The workspace: field controls which checked-out directory the agent runs in.

workspace: root

Common values:

  • root — run from the pipeline working directory root
  • repo or self — run from the triggering repository
  • a repo alias — run from a specific repository declared in repos:

Example:

repos:
- tools=my-org/tools
- docs=my-org/product-docs
workspace: docs

That makes the agent run inside the docs repository.

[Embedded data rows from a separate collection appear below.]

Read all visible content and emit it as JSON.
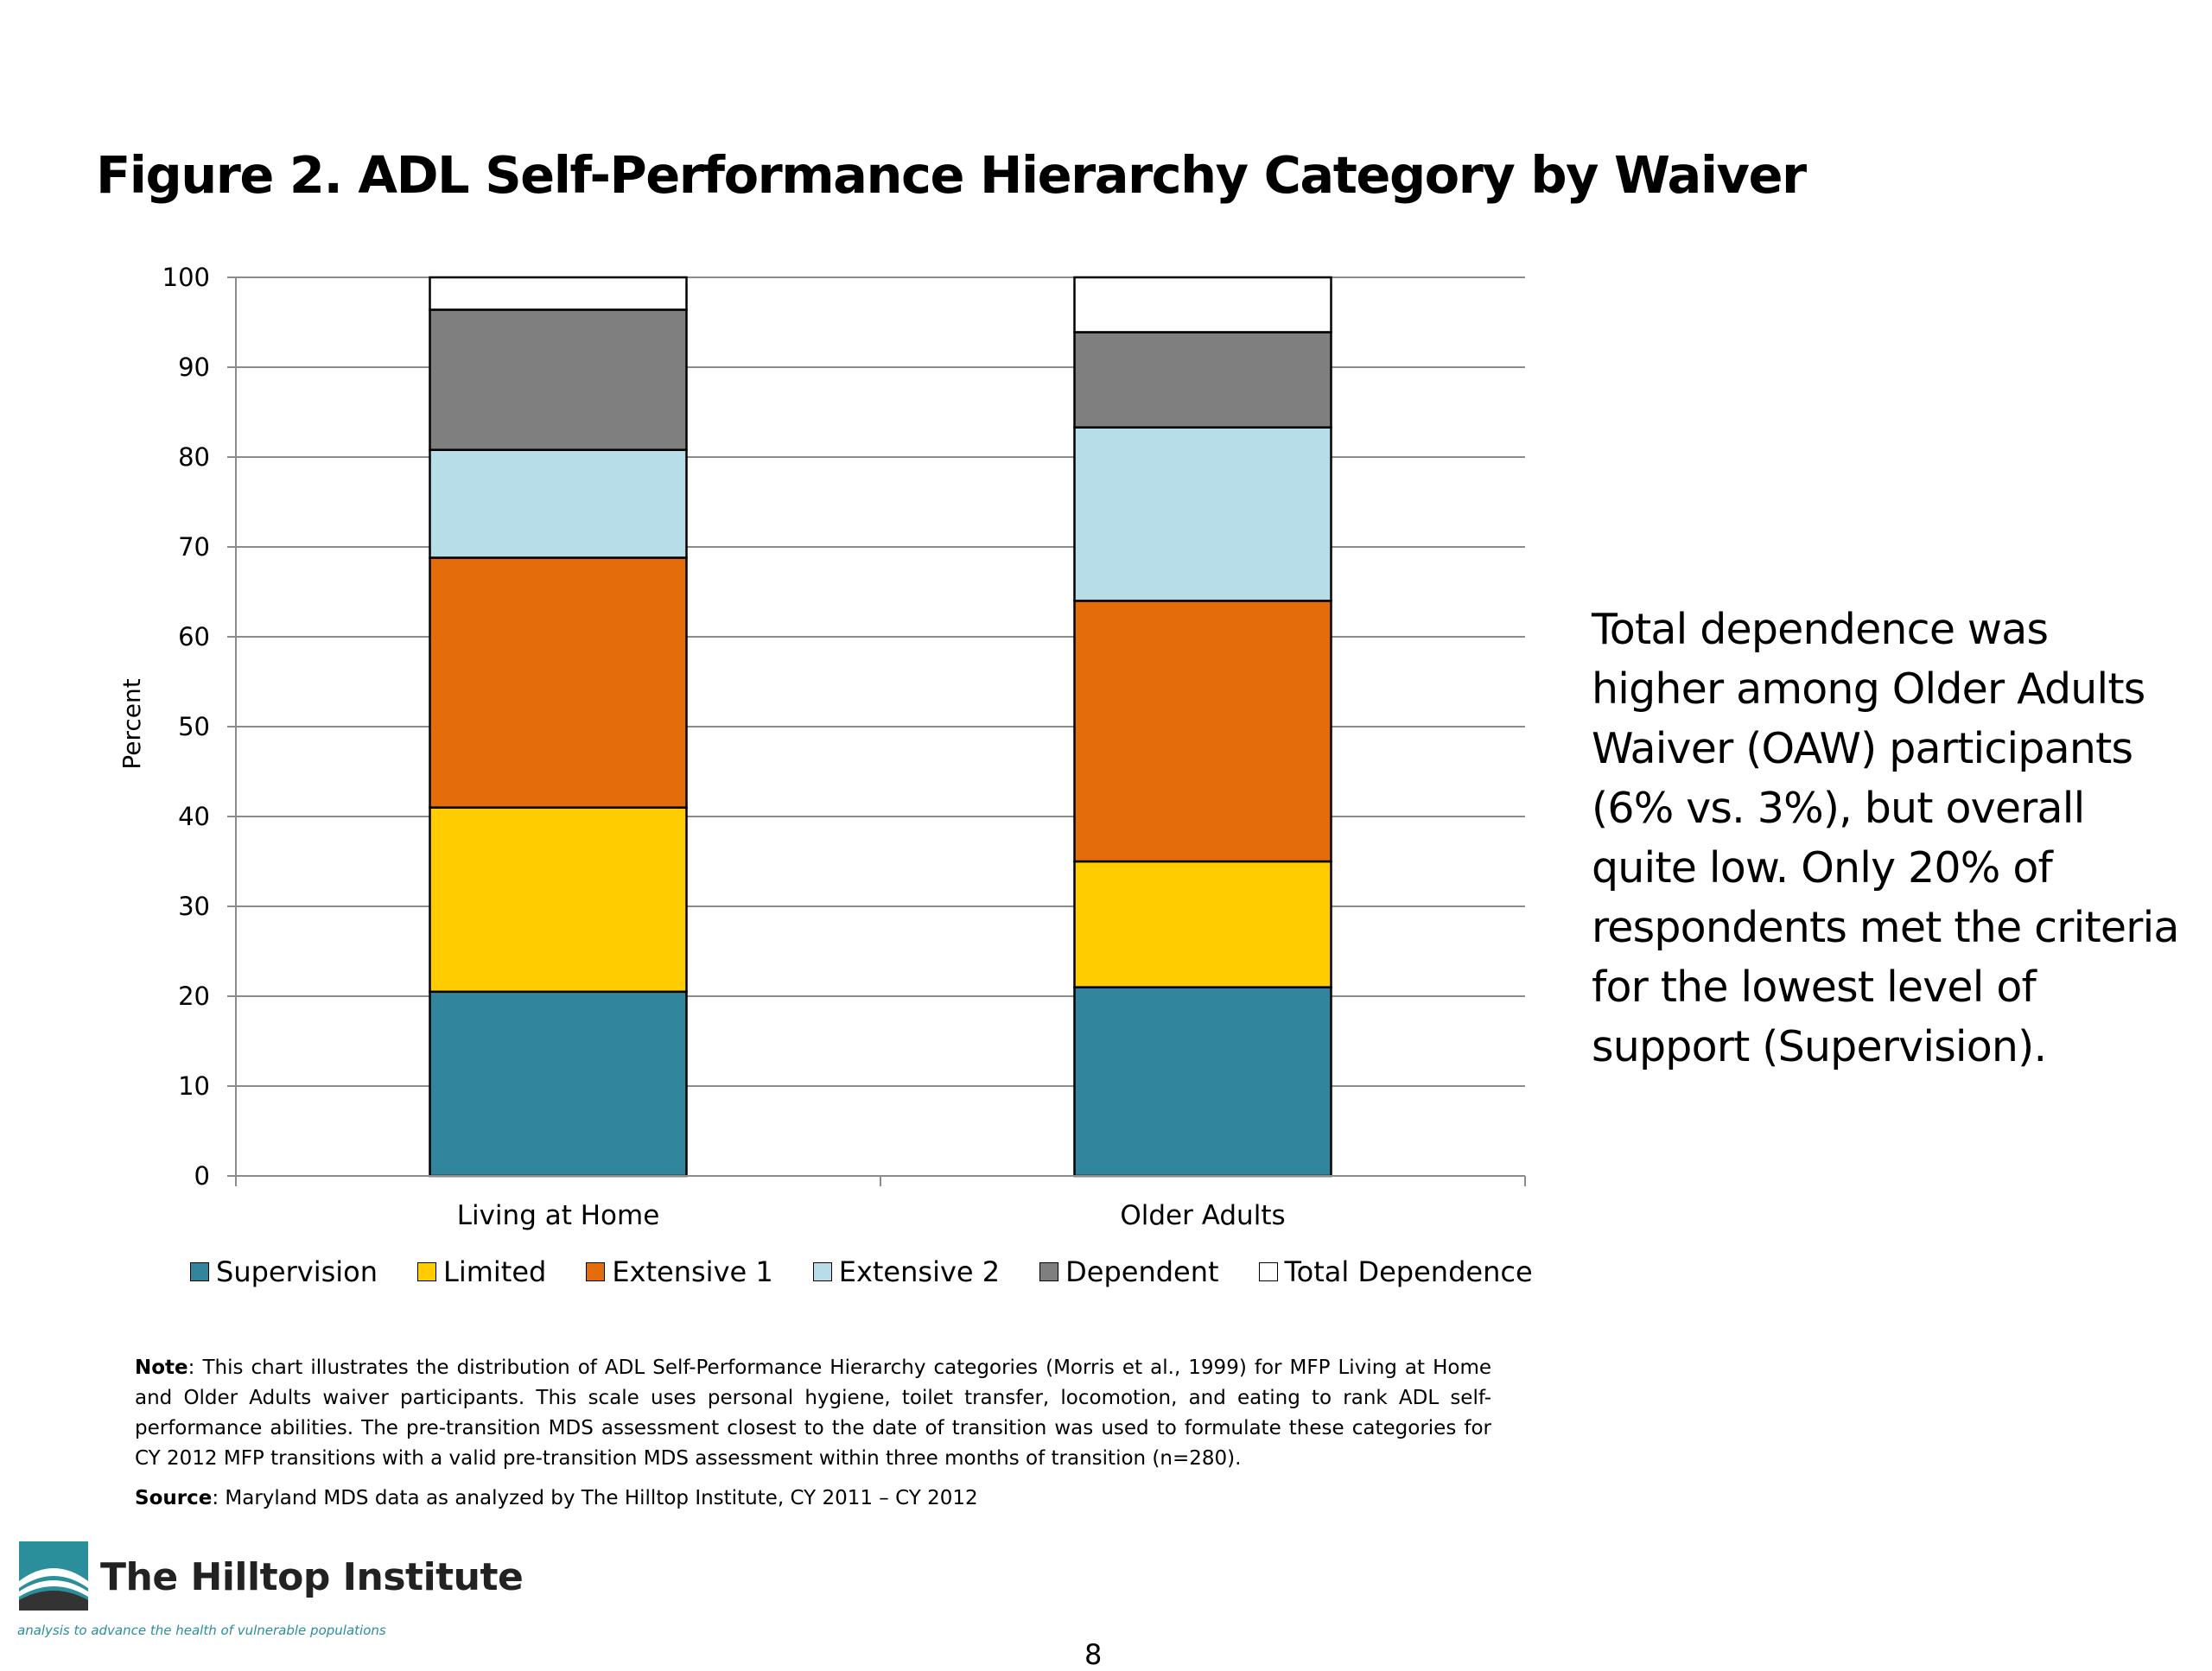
{
  "title": "Figure 2. ADL Self-Performance Hierarchy Category by Waiver",
  "callout": "Total dependence was higher among Older Adults Waiver (OAW) participants (6% vs. 3%), but overall quite low. Only 20% of respondents met the criteria for the lowest level of support (Supervision).",
  "note": {
    "label": "Note",
    "text": ": This chart illustrates the distribution of  ADL Self-Performance Hierarchy categories  (Morris et al., 1999) for MFP Living at Home and Older Adults waiver participants.  This scale uses personal hygiene, toilet transfer, locomotion, and eating to rank ADL self-performance abilities.  The pre-transition MDS assessment closest to the date of transition was used to formulate these categories for CY 2012 MFP transitions with a valid pre-transition MDS assessment within three months of transition (n=280)."
  },
  "source": {
    "label": "Source",
    "text": ": Maryland MDS data as analyzed by The Hilltop Institute, CY 2011 – CY 2012"
  },
  "logo": {
    "name": "The Hilltop Institute",
    "tagline": "analysis to advance the health of vulnerable populations",
    "colors": {
      "teal": "#2a8f9a",
      "dark": "#333333"
    }
  },
  "page_number": "8",
  "chart_data": {
    "type": "bar",
    "stacked": true,
    "categories": [
      "Living at Home",
      "Older Adults"
    ],
    "ylabel": "Percent",
    "xlabel": "",
    "ylim": [
      0,
      100
    ],
    "yticks": [
      0,
      10,
      20,
      30,
      40,
      50,
      60,
      70,
      80,
      90,
      100
    ],
    "grid": true,
    "legend_position": "bottom",
    "series": [
      {
        "name": "Supervision",
        "color": "#31859c",
        "values": [
          20.5,
          21
        ]
      },
      {
        "name": "Limited",
        "color": "#ffcc00",
        "values": [
          20.5,
          14
        ]
      },
      {
        "name": "Extensive 1",
        "color": "#e46c0a",
        "values": [
          27.8,
          29
        ]
      },
      {
        "name": "Extensive 2",
        "color": "#b7dee8",
        "values": [
          12,
          19.3
        ]
      },
      {
        "name": "Dependent",
        "color": "#7f7f7f",
        "values": [
          15.6,
          10.6
        ]
      },
      {
        "name": "Total Dependence",
        "color": "#ffffff",
        "values": [
          3.6,
          6.1
        ]
      }
    ]
  }
}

Configure triggers under on:.

on:
push:
branches:
include: [main]
on:
pull_request:
branches:
include: [main]
on:
schedule: daily around 14:00

You can combine them:

on:
push:
branches:
include: [main]
pull_request:
branches:
include: [main]
schedule: weekly on monday around 09:00

Here is a practical example:

---
name: "dependency-maintainer"
description: "Updates dependencies and proposes safe changes"
workspace: repo
repos:
- infra=my-org/infra-scripts
on:
pull_request:
branches:
include: [main]
schedule: weekly on monday around 09:00
tools:
bash: ["git", "python", "pip", "npm", "cargo"]
edit: true
cache-memory: true
azure-devops: true
runtimes:
python:
version: "3.12"
node:
version: "22.x"
safe-outputs:
create-pull-request:
target-branch: main
draft: true
permissions:
read: my-read-arm-connection
write: my-write-arm-connection
---
## Dependency maintainer
Review dependency updates, make safe changes, run the relevant checks, and
create a pull request with a concise summary.
  1. Create the Markdown file.
  2. Add only the tools and runtimes your agent needs.
  3. Configure repos: and workspace: if the agent spans multiple repositories.
  4. Add safe-outputs: for any write actions.
  5. Add on: triggers so the pipeline runs when you want.